Something has gone wrong, a financial loss or injury of some kind has arisen, and you are looking for someone to take the blame as clearly this has nothing to do with your own conduct and is not simply a case of bad luck, or ‘buyer beware’. This scenario plays out across the land all year round, where parties are looking to gain financial resolution to matters that have gone awry by pointing the figure at a doctor, a surgeon, an architect, a lawyer, an accountant (the list goes on) for failing to carry out their work to a standard expected of a typically qualified, experienced professional.

In a nutshell, these types of incidents become the start of professional negligence cases.

The initial hurdle any potential claimant, alleging professional negligence, needs to get over is to establish and prove a duty of care - without that underlying premise any negligence claim will find itself on wobbly ground. Did the accused lawyer, accountant, architect etc owe a duty of care to the claimant, was that duty breached, and can that breach be quantified - the bar for proving professional negligence, when considering these hurdles, is naturally a high one.

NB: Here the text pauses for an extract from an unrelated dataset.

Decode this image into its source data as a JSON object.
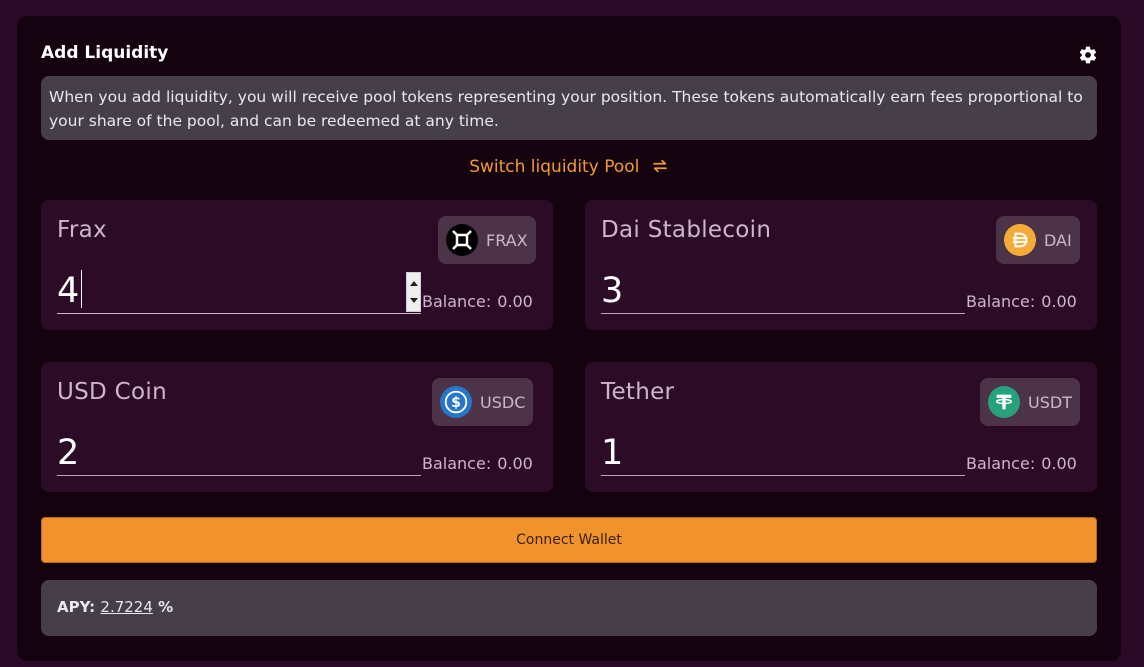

The initial duty of care concept finds it roots in 19th century law, in the 1854 case of Hadley & Anor -v- Baxendale & Ors. A replacement crank shaft was not delivered on time and the business claimed that because of the supplier’s negligence in its provision of the part that it suffered business interruption and a loss of profit; however it was established on appeal that the defendant company had no way of knowing that its late delivery would have a financial impact on the claimant and, as such, there was no duty of care in that respect, only in respect of the part delivered being of good working order and fit for purpose. If no duty of care exists, any negligence claim will struggle to win the judge’s favour.

The level of neglect in any matter will also have the capacity to widely vary, contrast a domestic matter where the parent goes out to the pub leaving a young child on its own at home (wilful neglect) with a parent who gets momentarily distracted leaving their child briefly exposed to potential danger (unintentional neglect). At the outset of any claim, the person claiming needs to establish what level of neglect has taken place, assuming a duty of care has already been proven. What action has taken place that breached this duty, over what period did it take place, is there a direct cause and effect relationship between the negligent breach and the defendant, and what are the financial implications?

For the defending professional, it can be many months or even years after advice or a service has been provided that they learn they are being accused of professional negligence and financial redress is being sought.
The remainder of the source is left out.